This week I read:
Ancient Sorceries and Other Weird Stories, a collection of short stories by Algernon Blackwood
I’ve read The Willows before, of course, and The Wendigo too. Those are always hyped as the best Algernon Blackwood stories and, while they’re both very good, I actually felt that Sand in this collection blew them both out of the water. I’m amazed I haven’t seen anyone talking about it before.
AB is really good at portraying the majesty and mystery of nature, which is seemingly largely drawn from his own experiences. The endnotes of this collection surprised me by how closely related these stories all were to experiences he himself had, just with the weirdness turned up. You can tell that he felt there was something magical in the world—something known to the ancients but now largely hidden out of sight—and he shares his vision of that through his stories.
Sand, in particular, I found very touching. It made me want to go to Egypt, to see the endless desert stretch away before me and to feel the weight of ages. But that itself brought about a sad realisation: the magical Egypt of AB’s 1912 visit is almost certainly gone. With the modernisation of Egypt itself, and the hordes of tourists who now descend upon it, an age of mystery and wonder has ended.
The Halls of Arden Vul
This week my players made a plan before the session. This is great. I love talking about the game (it’s so fun), and I love plans (I can focus my prep).

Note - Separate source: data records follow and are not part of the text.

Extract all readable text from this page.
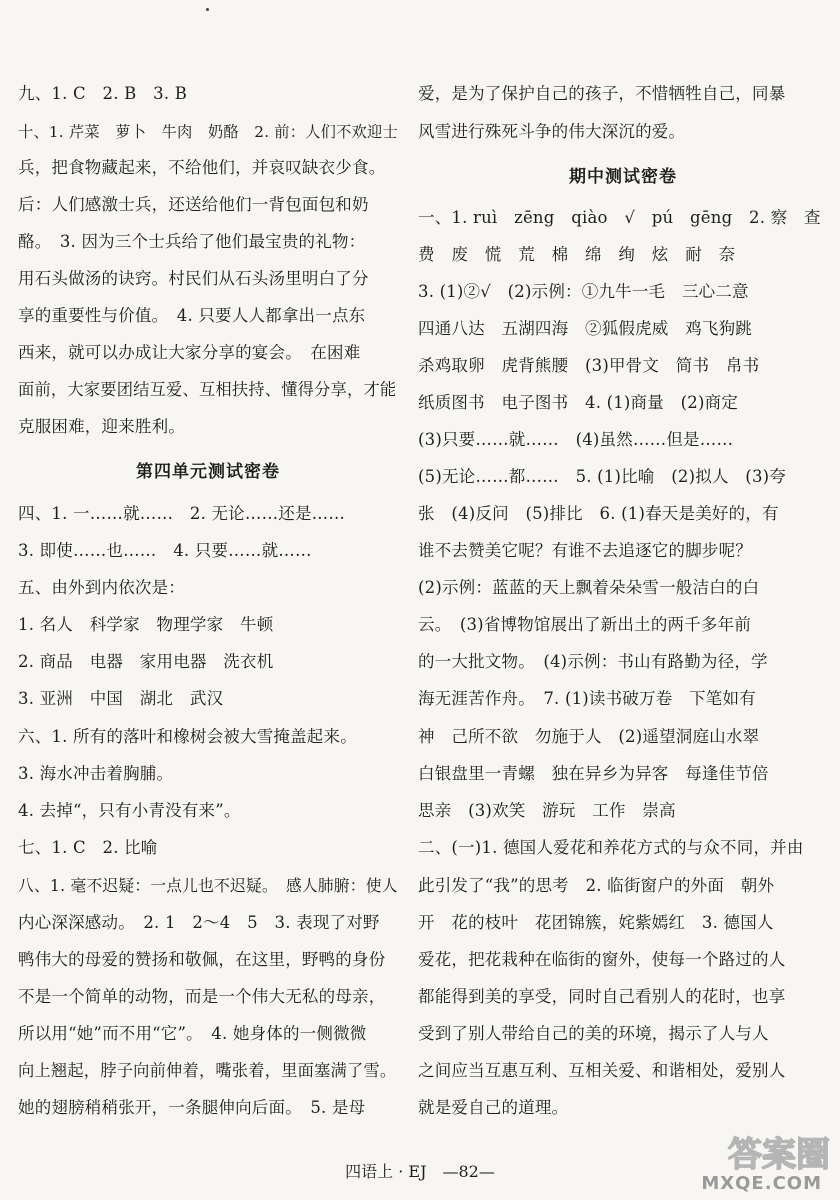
九、1. C　2. B　3. B
十、1. 芹菜　萝卜　牛肉　奶酪　2. 前：人们不欢迎士
兵，把食物藏起来，不给他们，并哀叹缺衣少食。
后：人们感激士兵，还送给他们一背包面包和奶
酪。　3. 因为三个士兵给了他们最宝贵的礼物：
用石头做汤的诀窍。村民们从石头汤里明白了分
享的重要性与价值。　4. 只要人人都拿出一点东
西来，就可以办成让大家分享的宴会。　在困难
面前，大家要团结互爱、互相扶持、懂得分享，才能
克服困难，迎来胜利。
第四单元测试密卷
四、1. 一……就……　2. 无论……还是……
3. 即使……也……　4. 只要……就……
五、由外到内依次是：
1. 名人　科学家　物理学家　牛顿
2. 商品　电器　家用电器　洗衣机
3. 亚洲　中国　湖北　武汉
六、1. 所有的落叶和橡树会被大雪掩盖起来。
3. 海水冲击着胸脯。
4. 去掉“，只有小青没有来”。
七、1. C　2. 比喻
八、1. 毫不迟疑：一点儿也不迟疑。　感人肺腑：使人
内心深深感动。　2. 1　2～4　5　3. 表现了对野
鸭伟大的母爱的赞扬和敬佩，在这里，野鸭的身份
不是一个简单的动物，而是一个伟大无私的母亲，
所以用“她”而不用“它”。　4. 她身体的一侧微微
向上翘起，脖子向前伸着，嘴张着，里面塞满了雪。
她的翅膀稍稍张开，一条腿伸向后面。　5. 是母
爱，是为了保护自己的孩子，不惜牺牲自己，同暴
风雪进行殊死斗争的伟大深沉的爱。
期中测试密卷
一、1. ruì　zēng　qiào　√　pú　gēng　2. 察　查
费　废　慌　荒　棉　绵　绚　炫　耐　奈
3. (1)②√　(2)示例：①九牛一毛　三心二意
四通八达　五湖四海　②狐假虎威　鸡飞狗跳
杀鸡取卵　虎背熊腰　(3)甲骨文　简书　帛书
纸质图书　电子图书　4. (1)商量　(2)商定
(3)只要……就……　(4)虽然……但是……
(5)无论……都……　5. (1)比喻　(2)拟人　(3)夸
张　(4)反问　(5)排比　6. (1)春天是美好的，有
谁不去赞美它呢？有谁不去追逐它的脚步呢？
(2)示例：蓝蓝的天上飘着朵朵雪一般洁白的白
云。　(3)省博物馆展出了新出土的两千多年前
的一大批文物。　(4)示例：书山有路勤为径，学
海无涯苦作舟。　7. (1)读书破万卷　下笔如有
神　己所不欲　勿施于人　(2)遥望洞庭山水翠
白银盘里一青螺　独在异乡为异客　每逢佳节倍
思亲　(3)欢笑　游玩　工作　崇高
二、(一)1. 德国人爱花和养花方式的与众不同，并由
此引发了“我”的思考　2. 临街窗户的外面　朝外
开　花的枝叶　花团锦簇，姹紫嫣红　3. 德国人
爱花，把花栽种在临街的窗外，使每一个路过的人
都能得到美的享受，同时自己看别人的花时，也享
受到了别人带给自己的美的环境，揭示了人与人
之间应当互惠互利、互相关爱、和谐相处，爱别人
就是爱自己的道理。
四语上 · EJ　—82—	答案圈
MXQE.COM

They didn’t actually follow the plan once the session started, but I suppose you can’t have everything. But they did find a few fun things: they managed to pick the lock of a big door which had defeated them previously, gaining access to a new region of the main dungeon level they’re exploring (and also unleashing a dust monster in the process, we’ll see what comes of that); they decoded one of my clues leading to a connection with a different level; and they found a very significant item (though they don’t know it yet) which ties in with some of the hidden deep lore of the setting.
In less good news, our VTT of choice, Owlbear Rodeo was pretty laggy today. I’ve heard that it can strugle with big drawn maps, but I didn’t think we’d reached that point yet. Hopefully it was just a temporary issue today, and not a sign that we’ll need to switch to another tool.
I was seized by inspiration to make some improvements to my DNS nameserver this weekend:
- Making a simplifying assumption in the main resolver (#261)
- Fixing an issue with negative responses (#262, #263)
- Adding basic IPv6 support (#264, #265, #266)
- And making the upstream DNS port configurable (#267)
The combination of #264, #265, and #267 make it possible to implement integration tests on a single host. I could run a mock nameserver on, say, port 5354, and resolved on port 5353 configured to talk to it. Then I just need to hard-code responses to all the queries my mock nameserver may get, then use
dig or something to query resolved and check the responses are correct. I haven’t written any integration tests yet, but I think it would be a valuable exercise.